From James Madison to Edward Thornton, 9 November 1802
To Edward Thornton
Department of State Nov. 9. 1802.
Sir
I have been honored with your letter of the 16th. Ulto. stating the refusal of the Collector of Norfolk in Virginia to cause a seaman who had deserted from one [of] His Britannic Majesty’s ships of War to be delivered up on application for the purpose, and requesting that orders for the delivery may be transmitted.
It need not be observed to you, Sir, that a delivery in such cases is not required by the law of Nations, and that in the Treaty of 1794. the parties have forborne to extend to such cases the stipulated right to demand their respective citizens and subjects. It follows that the effect of applications in such cases must depend on the local laws existing on each side. It is not known that those in Great Britain contain any provisions for the delivery of seamen deserting from American ships. It is rather presumed that the law would there immediately interpose its defence against a compulsive recovery of deserters. In some of the individual States the law is probably similar to that of Great Britain. In others it is understood that the recovery of seamen deserting from foreign vessels can be effected by legal process. For the state of the law in Virginia, which must decide on the case stated in your letter, I beg leave to refer to the enclosed copy of a letter from the attorney of the United States for that District;1 remarking only that if any act of that or any other state should be found to violate the Constitution, laws or Treaties of the United States, its operation will be arrested on due resort to the paramount and proper authority of the latter.
This view of the subject necessarily determines that the President cannot interpose the orders which are wished; however sensible he may be of the beneficial influence which friendly and reciprocal restorations of seamen could not fail to have on the commerce and confidence which he wishes to see cherished between the two nations.2 I have the honor to be &ca.
James Madison.
Letterbook copy (DNA: RG 59, DL, vol. 14); Tr (NjP). Enclosure not found, but see n. 1.
1. For the draft of the letter from Virginia district attorney Thomas Nelson to JM, see Circular Letter to Federal District Attorneys, 19 Oct. 1802, n. 3.
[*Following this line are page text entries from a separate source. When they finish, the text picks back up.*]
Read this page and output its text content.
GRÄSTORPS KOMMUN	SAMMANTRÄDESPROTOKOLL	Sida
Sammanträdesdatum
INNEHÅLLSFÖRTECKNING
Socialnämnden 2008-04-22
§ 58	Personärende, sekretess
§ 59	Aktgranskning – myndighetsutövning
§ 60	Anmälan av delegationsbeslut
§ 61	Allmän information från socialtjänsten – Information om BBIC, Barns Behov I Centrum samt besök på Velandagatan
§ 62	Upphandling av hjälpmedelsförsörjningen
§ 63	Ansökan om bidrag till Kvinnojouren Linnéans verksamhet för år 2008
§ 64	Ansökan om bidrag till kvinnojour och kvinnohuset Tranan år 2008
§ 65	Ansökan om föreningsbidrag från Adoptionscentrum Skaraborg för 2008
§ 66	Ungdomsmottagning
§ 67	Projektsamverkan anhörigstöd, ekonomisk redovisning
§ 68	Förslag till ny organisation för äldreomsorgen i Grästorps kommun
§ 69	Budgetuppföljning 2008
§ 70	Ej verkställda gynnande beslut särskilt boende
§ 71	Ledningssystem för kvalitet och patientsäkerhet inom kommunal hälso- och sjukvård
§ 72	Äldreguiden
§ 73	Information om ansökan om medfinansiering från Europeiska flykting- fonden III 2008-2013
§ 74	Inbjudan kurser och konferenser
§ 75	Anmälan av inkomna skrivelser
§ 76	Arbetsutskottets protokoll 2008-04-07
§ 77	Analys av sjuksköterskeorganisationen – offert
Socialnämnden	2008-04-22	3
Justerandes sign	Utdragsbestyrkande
2. On 25 Oct. 1802 Thornton wrote Lord Hawkesbury that he had “only a verbal reply” from JM to his 16 Oct. letter. He said: “[JM] lamented with great appe⟨arance⟩ of sincerity and candour, that the law gav⟨e him⟩ no authority to surrender any deserter; and when I insinuated to him the inevitable consequence (whatever might be the wishes of His Majesty’s Agents here) of a refusal on the part of our Naval officers to deliver up American Seamen, while so little regard was paid to the duty of reciprocity, he confessed that he saw that consequence in the same light, and that he scarcely could blame it. He observed however, that the Admiralty of Great Britain had in no instance lent their aid in the delivery of any seamen, whether impressed or otherwise, who had been induced to accept the King’s bounty: meaning to infer from thence, that a seaman, though a deserter, entering voluntarily into the service of the United States and receiving their pay, might be with the same propriety refused” (PRO: Foreign Office, ser. 5, 35:326–27).